‘Glory Over Everything” is glorious historical fiction about love, family, color, and devotion


“Glory Over Everything” by Kathleen Grissom is truly — without doubt — a book that will cause readers to lose track of time and keep turning page after page. It’s fabulous. And it’s now available in paperback.

The protagonist is Jamie Pyke, whom the reader meets as Jamie Burton, after he is adopted by a well-to-do silversmith and his wife in Philadelphia. Jamie fled north from a strange childhood. He was raised as a white child by what he found out was his grandmother. He had thought her his mother. The hateful man Jamie had thought was his brother was really his father. When his father decided to sell Jamie as a slave, he escaped but not quickly enough to save his grandmother from a fire that consumed his childhood home. He killed his father that night and then fled north.

The majority of the story is about Jamie’s relationship with those whom he befriends and those who have helped him. Most of the story takes place in 1830, but the action begins in the middle, and then goes back in time to when Jamie first arrived in Philadelphia in 1810. He tells the story of how he ended up at the Burton’s home and how they came to adopt him. His first person narrative is entwined with the first person narrative of others in the novel.
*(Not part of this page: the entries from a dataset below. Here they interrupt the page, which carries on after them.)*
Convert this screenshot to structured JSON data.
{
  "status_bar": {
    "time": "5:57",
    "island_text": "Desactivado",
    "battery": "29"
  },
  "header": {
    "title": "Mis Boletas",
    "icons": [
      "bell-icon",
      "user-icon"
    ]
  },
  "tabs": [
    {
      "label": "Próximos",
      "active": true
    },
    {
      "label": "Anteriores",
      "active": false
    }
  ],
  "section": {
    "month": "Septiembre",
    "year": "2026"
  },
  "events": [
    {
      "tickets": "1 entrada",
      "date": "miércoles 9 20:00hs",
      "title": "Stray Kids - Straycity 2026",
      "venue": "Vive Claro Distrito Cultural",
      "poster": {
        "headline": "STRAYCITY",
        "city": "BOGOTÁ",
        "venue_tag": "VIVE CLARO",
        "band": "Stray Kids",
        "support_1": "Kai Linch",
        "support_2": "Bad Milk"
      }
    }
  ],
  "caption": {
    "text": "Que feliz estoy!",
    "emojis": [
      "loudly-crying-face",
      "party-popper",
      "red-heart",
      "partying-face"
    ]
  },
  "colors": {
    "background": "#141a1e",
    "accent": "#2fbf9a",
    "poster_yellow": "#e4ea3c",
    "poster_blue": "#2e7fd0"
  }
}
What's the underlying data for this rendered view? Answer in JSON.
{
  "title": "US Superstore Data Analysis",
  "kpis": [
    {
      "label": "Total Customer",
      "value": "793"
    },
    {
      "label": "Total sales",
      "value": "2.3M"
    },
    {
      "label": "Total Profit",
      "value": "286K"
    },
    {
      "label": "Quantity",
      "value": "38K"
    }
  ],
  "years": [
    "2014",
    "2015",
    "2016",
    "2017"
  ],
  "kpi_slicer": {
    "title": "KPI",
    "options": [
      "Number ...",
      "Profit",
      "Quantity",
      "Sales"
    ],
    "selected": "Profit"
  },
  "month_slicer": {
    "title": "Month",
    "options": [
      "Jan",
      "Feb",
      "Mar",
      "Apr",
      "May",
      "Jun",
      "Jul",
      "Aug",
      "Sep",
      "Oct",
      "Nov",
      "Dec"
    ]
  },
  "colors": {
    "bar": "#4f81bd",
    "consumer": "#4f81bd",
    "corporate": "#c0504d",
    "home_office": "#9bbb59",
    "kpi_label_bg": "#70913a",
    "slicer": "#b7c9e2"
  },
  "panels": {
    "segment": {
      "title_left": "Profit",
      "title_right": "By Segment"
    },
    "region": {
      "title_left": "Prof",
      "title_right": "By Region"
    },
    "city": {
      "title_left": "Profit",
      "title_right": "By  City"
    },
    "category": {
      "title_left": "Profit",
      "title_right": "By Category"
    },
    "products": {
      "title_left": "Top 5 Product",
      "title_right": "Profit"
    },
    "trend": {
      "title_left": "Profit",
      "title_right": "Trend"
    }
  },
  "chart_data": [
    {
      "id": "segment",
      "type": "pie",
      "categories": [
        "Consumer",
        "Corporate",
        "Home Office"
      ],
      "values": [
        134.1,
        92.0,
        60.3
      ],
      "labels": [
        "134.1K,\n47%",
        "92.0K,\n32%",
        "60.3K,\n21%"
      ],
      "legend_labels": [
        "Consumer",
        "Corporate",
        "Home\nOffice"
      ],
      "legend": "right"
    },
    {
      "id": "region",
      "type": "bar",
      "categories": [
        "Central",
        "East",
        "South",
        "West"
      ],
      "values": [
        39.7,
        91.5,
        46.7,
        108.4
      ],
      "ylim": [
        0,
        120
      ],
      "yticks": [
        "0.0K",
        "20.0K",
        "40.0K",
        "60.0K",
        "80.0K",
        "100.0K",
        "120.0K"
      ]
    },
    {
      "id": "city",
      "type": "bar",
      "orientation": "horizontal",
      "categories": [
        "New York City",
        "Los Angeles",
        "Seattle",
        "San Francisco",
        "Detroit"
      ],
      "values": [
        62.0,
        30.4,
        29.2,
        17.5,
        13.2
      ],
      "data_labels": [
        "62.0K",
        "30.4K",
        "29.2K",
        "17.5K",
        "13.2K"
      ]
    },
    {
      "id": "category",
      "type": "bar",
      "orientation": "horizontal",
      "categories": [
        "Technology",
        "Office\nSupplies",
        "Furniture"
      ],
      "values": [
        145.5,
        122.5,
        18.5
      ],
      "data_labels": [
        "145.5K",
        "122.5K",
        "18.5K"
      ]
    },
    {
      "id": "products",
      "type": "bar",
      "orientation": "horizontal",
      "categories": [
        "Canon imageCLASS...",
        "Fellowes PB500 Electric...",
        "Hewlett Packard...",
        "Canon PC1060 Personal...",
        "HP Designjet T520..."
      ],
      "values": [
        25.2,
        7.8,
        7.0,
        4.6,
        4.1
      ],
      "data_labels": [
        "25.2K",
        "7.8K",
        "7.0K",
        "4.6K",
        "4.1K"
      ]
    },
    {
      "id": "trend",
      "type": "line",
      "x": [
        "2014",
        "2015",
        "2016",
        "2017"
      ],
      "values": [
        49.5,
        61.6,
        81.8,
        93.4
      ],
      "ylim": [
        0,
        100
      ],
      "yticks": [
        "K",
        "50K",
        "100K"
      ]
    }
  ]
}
The story is also told in the voice of Pan, the young child of Henry. Henry is the escaped slave who helped Jamie when he first arrived with no idea of how to survive alone in Philadelphia. Henry told him what to do to get a job, and when Henry came to Jamie for help with his son after Henry’s wife died, Jamie took Pan in. When Pan is kidnapped and sold as a slave in the south, Jamie must go to save him.

Another narrative is that of Sukey, a slave who lived with Jamie when he was a child and helps Pan when he is taken as a slave. Her character is one who has survived countless tragedies and heartaches.

During this time, Jamie’s lover Caroline, who is the daughter of an extremely wealthy and powerful man, becomes pregnant with Jamie’s child. He is worried that although he appears white, his child might have darker skin. But circumstances make it impossible for him to tell Caroline about it. Caroline’s first person narration is brief, but touching.

The story becomes so engrossing and filled with both danger and emotion that it’s hard to put down. The writing is lovely and perfectly balanced. There is beautifully written dialogue, and enough description and details to set the scene, but not too much that might not interest the reader. One of the beautiful aspects of the book is the growth of Jamie from a rather callow and fearful young man to a responsible and principled man who decides to follow his heart and his beliefs rather than worrying about society or his own status.

It’s a story that will keep the reader thinking about it long after the last page is turned. What makes a family — blood ties or love? There is much else to ponder, from the sacrifice of some to the cruelty of others. Slavery and all its inherent cruelties are shown in full horror. Grissom also touches on those who risked everything to help the slaves escape to freedom.

While this is in a way a sequel to “The Kitchen House,” it serves in all ways as a stand- alone novel. However, like this reviewer, most who read “Glory Over Everything” will immediately want to read “The Kitchen House.”

Please note: This review is based on the final, paperback book provided for review purposes by Touchstone, the publisher.